Question

A compound whose empirical formula is \(\mathrm{XF}_{3}\) consists of \(65 \%\) \(\mathrm{F}\) by mass. What is the atomic mass of \(\mathrm{X} ?\)

Short answer

The atomic mass of element X in the compound XF3, which is 65% fluorine by mass, is approximately \(30.69 g/mol\).

Step-by-step solution

Determine the atomic mass of fluorine and calculate the mass of 3 fluorine atoms in the compound

The atomic mass of fluorine (F) is approximately 19 g/mol. Since there are 3 fluorine atoms in the formula XF3, we can calculate the mass of fluorine in the compound: Mass of 3 F atoms = 3 × atomic mass of F = 3 × 19 g/mol = 57 g/mol

Calculate the mass of element X in the compound

Since the compound is 65% fluorine by mass, the remaining percentage must be the mass of element X in the compound. Therefore, the mass percentage of element X in the compound is: 100% - 65% = 35% Now, we can determine the mass of element X in the compound by finding the mass equivalent of 35%. Since the mass of 3 F atoms in the compound equals 57 g/mol (calculated in Step 1), we can set up the equation: (35 g X) / (57 g F) = 35% Solve for the mass of X: 35 g X = 0.35 × 57 g F Mass of X = 19.95 g/mol Since the mass percentage of a single atom of X should be the same as the mass percentage in the compound, we can set up the equation: Mass of 1 X atom / (57 g F + Mass of 1 X atom) = 35%

Calculate the atomic mass of element X

Now, we will solve the equation we set up in Step 2 to find the atomic mass of element X: Mass of 1 X atom / (57 g F + Mass of 1 X atom) = 35% Let the atomic mass of X be 'm'. m / (57 + m) = 0.35 Solving for 'm', we get: m = 0.35 × (57 + m) m = 19.95 + 0.35m Now, subtract 0.35m from both sides to get: 0.65m = 19.95 Finally, we can find the atomic mass of X by dividing both sides by 0.65: m = 19.95 / 0.65 m ≈ 30.69 g/mol Thus, the atomic mass of element X is approximately 30.69 g/mol.

Key concepts

Empirical Formula

The empirical formula is a crucial concept in chemistry and represents the simplest ratio of elements in a compound. For instance, the empirical formula of the compound in the exercise is \(\mathrm{XF}_{3}\). This signifies that for every atom of element \(X\), there are three atoms of fluorine.

The empirical formula does not necessarily convey the exact number of each type of atom in the compound. It only shows the lowest possible ratio. However, it provides foundational information necessary to determine the compound's molecular formula, if the molar mass is known.

• Empirical formulas simplify comparison between different compounds.
• Helps in calculating relative molar masses.
• Often used as a starting point for finding molecular formulas.

Fluorine

Fluorine is an essential element in chemistry, especially in organofluorine compounds. In the problem provided, fluorine's atomic mass is noted as 19 g/mol, and it plays a significant role in determining the mass percentage composition of the compound \(\mathrm{XF}_{3}\).

Fluorine is highly electronegative, affecting the properties of compounds it forms.
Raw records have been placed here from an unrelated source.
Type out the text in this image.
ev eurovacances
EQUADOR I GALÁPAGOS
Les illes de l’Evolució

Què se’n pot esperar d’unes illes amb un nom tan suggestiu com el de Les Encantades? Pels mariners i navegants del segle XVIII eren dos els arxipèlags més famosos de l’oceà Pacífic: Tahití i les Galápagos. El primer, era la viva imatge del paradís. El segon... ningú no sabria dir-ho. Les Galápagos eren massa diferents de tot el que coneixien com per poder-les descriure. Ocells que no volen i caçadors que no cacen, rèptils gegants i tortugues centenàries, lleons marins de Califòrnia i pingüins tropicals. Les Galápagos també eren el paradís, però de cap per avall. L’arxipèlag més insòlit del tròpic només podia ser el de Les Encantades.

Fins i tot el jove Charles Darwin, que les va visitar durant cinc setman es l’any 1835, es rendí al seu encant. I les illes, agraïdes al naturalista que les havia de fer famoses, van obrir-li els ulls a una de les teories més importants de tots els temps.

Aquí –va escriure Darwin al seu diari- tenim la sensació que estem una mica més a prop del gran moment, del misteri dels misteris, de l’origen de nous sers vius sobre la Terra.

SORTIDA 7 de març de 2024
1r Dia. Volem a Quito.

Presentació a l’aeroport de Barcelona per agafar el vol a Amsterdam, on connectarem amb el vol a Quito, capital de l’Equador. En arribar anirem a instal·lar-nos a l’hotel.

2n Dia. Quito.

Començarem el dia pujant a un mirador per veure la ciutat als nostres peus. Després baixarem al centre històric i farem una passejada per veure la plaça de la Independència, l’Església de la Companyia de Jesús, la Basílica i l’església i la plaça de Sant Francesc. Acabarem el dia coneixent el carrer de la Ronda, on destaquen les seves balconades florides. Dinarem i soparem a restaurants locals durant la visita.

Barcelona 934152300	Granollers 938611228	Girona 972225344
Its presence in a compound can influence both its chemical reactivity and stability. Calculating the mass of 3 fluorine atoms involved a multiplication of its atomic mass by 3, which helped in setting the groundwork for further calculations in this problem.

• Commonly used in halogenation reactions.
• A major component in non-stick coatings and refrigerants.
• Presents in high percentages, influences compound's properties significantly.
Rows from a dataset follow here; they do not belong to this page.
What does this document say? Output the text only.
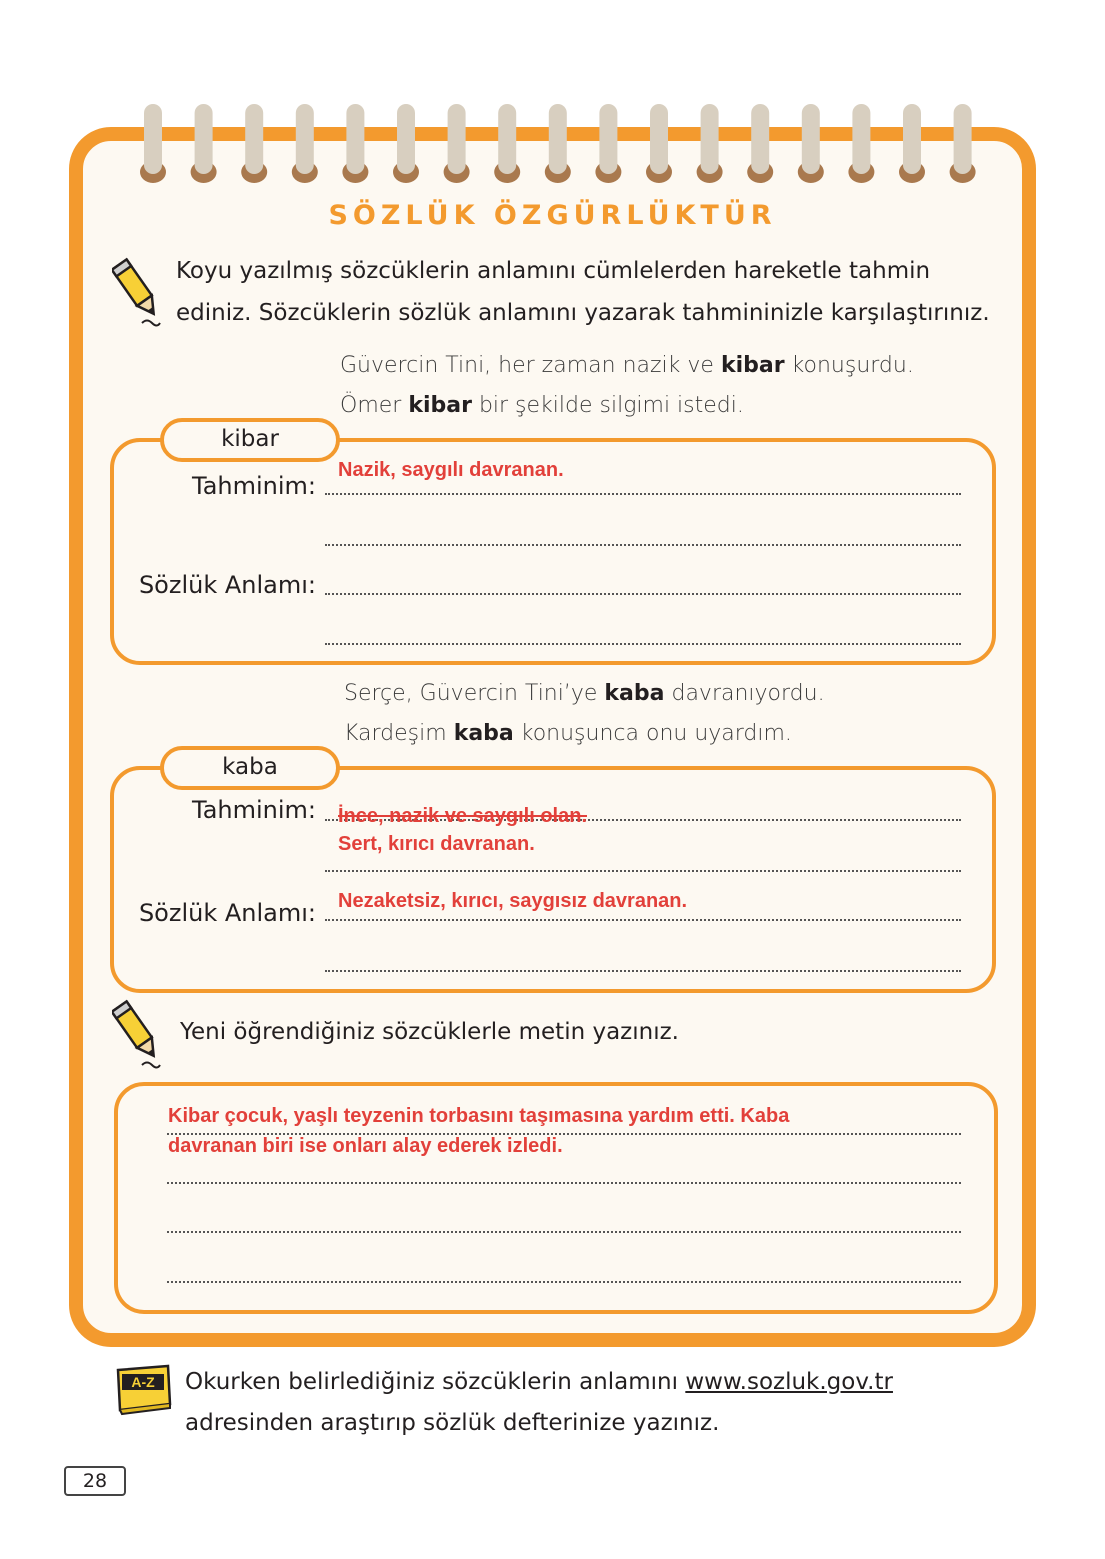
SÖZLÜK ÖZGÜRLÜKTÜR
Koyu yazılmış sözcüklerin anlamını cümlelerden hareketle tahmin
ediniz. Sözcüklerin sözlük anlamını yazarak tahmininizle karşılaştırınız.
Güvercin Tini, her zaman nazik ve kibar konuşurdu.
Ömer kibar bir şekilde silgimi istedi.
kibar
Tahminim:
Sözlük Anlamı:
Nazik, saygılı davranan.
Serçe, Güvercin Tini’ye kaba davranıyordu.
Kardeşim kaba konuşunca onu uyardım.
kaba
Tahminim:
Sözlük Anlamı:
İnce, nazik ve saygılı olan.
Sert, kırıcı davranan.
Nezaketsiz, kırıcı, saygısız davranan.
Yeni öğrendiğiniz sözcüklerle metin yazınız.
Kibar çocuk, yaşlı teyzenin torbasını taşımasına yardım etti. Kaba
davranan biri ise onları alay ederek izledi.
A-Z Okurken belirlediğiniz sözcüklerin anlamını www.sozluk.gov.tr
adresinden araştırıp sözlük defterinize yazınız.
28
Mass Percentage Composition

Understanding mass percentage composition is vital for determining the relative amounts of components in a compound. In our exercise, around 65% of the compound is made up of fluorine. This means that when you calculate the mass of component elements, you attribute 65% of the total mass to fluorine.

Mass percentage is calculated by dividing the mass of the element of interest by the total mass of the compound, and then multiplying the result by 100. In this problem:

• Knowing fluorine's contribution helped determine the remaining mass percentage for element X.
• Essential in calculating unknown component’s proportional weight in a compound.
• Useful in various applications, including formulation of medicines and materials.

By understanding and calculating mass percentage composition, we can clearly see the distribution of each element in the compound, which plays a crucial role in determining molecular and empirical formulas.